The California and Oak Park Theatre(s) were my ‘babysitter’.
I went to work, (age 14) at the California as ‘all-around-do-chores’ kid. At 17 was named youngest asst. mgr.
Theatre owner chain was T&D jr,(United Calif). Manager was Kay
Naify. Theatre auditorium had a Egyptian motif. Comment by Robert
Watkins was correct about a ‘early style’ rocker-recliner. They were
located only in the balcony ‘loge’. For that luxury, you paid, (as I
recall).75 cents. Regular ticket price: Child .12; Student .25;
In 1956 a fire destroyed this beautiful house, (never rebuilt). Fire started in, (strangely enough) the ‘loge’ seating. A cigarette dropped under the floor to a ‘concession debris’ cleanout area. I
was off that night, but stood watching, (with much of the Oak Park
community) as it went up in flames. Several firefighters suffered
minor injury, but no others hurt. The firestation was just a block away.
I will post a photo when this site resumes their ‘add a photo’ feature.
If you would like to read about the old Oak Park, (Guild Theatre) I
have a posting under Oak Park Theatre, Sacramento.
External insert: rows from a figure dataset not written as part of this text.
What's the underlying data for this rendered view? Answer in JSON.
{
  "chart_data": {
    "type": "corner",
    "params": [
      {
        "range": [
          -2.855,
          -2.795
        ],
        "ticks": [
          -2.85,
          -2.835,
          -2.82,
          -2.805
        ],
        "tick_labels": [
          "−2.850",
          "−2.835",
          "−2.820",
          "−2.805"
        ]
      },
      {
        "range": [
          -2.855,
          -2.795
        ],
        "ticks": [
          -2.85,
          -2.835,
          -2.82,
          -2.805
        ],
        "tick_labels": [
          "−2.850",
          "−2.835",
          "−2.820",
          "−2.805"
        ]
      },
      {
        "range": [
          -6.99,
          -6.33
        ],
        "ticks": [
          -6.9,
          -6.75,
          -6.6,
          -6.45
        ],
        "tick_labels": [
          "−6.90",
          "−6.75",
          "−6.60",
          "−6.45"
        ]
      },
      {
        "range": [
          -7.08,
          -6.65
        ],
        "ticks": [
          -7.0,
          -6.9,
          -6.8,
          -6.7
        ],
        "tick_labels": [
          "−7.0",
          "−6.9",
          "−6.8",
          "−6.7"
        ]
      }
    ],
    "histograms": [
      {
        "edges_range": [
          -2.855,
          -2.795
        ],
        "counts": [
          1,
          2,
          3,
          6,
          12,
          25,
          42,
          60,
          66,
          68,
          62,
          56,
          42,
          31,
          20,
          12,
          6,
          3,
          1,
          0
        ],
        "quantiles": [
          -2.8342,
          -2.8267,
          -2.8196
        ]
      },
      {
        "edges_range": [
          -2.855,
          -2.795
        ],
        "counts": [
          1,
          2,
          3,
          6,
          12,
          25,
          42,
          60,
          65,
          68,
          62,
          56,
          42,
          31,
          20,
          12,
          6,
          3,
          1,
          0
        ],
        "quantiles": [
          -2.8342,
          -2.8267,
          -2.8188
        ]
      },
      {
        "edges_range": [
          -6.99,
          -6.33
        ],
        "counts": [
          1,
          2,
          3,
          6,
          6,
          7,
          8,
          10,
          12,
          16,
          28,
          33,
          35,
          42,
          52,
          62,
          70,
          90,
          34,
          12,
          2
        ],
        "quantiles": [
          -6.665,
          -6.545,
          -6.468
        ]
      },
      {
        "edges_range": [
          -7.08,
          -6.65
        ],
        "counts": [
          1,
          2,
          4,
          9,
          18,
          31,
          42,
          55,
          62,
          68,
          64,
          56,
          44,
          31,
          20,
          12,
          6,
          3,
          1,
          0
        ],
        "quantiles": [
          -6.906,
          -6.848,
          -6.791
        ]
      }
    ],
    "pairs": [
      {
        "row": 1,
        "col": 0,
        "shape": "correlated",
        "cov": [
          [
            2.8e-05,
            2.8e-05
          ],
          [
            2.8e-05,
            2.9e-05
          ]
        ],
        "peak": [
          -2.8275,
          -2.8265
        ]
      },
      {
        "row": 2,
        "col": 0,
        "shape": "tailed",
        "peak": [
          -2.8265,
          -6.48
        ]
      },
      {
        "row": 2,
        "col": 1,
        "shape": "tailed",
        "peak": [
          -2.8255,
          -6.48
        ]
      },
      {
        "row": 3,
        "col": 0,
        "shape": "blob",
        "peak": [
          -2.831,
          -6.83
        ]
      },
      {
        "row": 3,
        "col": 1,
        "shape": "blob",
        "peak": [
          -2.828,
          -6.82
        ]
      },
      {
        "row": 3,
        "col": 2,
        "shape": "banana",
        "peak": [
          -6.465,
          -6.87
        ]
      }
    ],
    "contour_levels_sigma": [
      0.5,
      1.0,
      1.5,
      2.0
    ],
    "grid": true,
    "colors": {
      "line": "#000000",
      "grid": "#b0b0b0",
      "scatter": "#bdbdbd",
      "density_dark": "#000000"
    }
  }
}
Thanks Lost Memory…The Wurlitzer was still in place when the house burned. Still being used on certain occasions and for general entertainment, (pre-show). I wish I could remember the gentleman’s name that normally played. The pipes were housed on each side of the stage on a upper loft. Organ was on the right side, and a piano was on the left. Lost Memory has ‘jogged’ mine…one night a week,(janitor day off) I had to stay after closing,(midnight or so) and sweep out auditorium. The first few times I did this, (as I was just 14 or so) I was hearing this very strange and odd sound when I was in the balcony area. It was a bit scary and un-nerving, and when I stopped sweeping or moving about, so did the sound. Took me a while to finally realize the sound was coming from the organ loft pipes. The moving about in the upper balcony sent enough movement to start a vibration of the pipes. Talk about your stories of movie house “mayhem and terror”.
When I was 6, we moved from Porterville to Sacramento, and settled at 3304-35th Street, spitting distance from the California Theater. And so, from 1942 to 1949, I spent every (and I mean EVERY) Saturday and Sunday at the movies. There was always a new show on Sunday, so that was a double treat. And Saturdays always had two movies, previews, news, and a serial. I loved the Nyoka series, and always play-acted each sequel in my back yard. Once a month they had a drawing,and I once won a baseball, which I treasured it to death. I can honestly say that the movies of the 40’s emphasized honor, good strong character, and always doing the right thing. These movies molded me into the person I am today, and I thank God I lived at the right time to experience the joys that the California Theater offered to us. I remember that huge candy counter, and Big Hunks were really huge, and cost a nickel. A box of Milk Duds was also a nickel. Ditto with a bag of popcorn and a coke. My mother always gave me 50 cents on Saturday and 50 cents on Sunday so I could get my movie fix. It cost 9 cents to get in, and when I turned 12, it went up to 14 cents. There was a candy store next to the theater, and in those days, all sorts of stores. I really enjoyed the Ice Cream shop across the street, where they gave a double scoop on special cones, side by side. I miss those days, and I feel sorry for the kids of today who don’t experience what we old-timers did back in the 40’s. Billie Holliday
see http://www.flickr.com/photos/centerforsacramentohistory/4997210588/in/photostream/ in 1949, it could be my grandfolks (and even me) watching from atop the marquee.
My grandparents lived in the apartment above the marquee of the California Theater in the late 40s and early 50s. Grandad’s Sewing Machine Store was directly across the street, and we’d gaze down upon it from the window behind the marquee. I can hear the movies below and see the neon colors coming in the windows at night.
This opened on February 20th, 1925. Grand opening ad posted.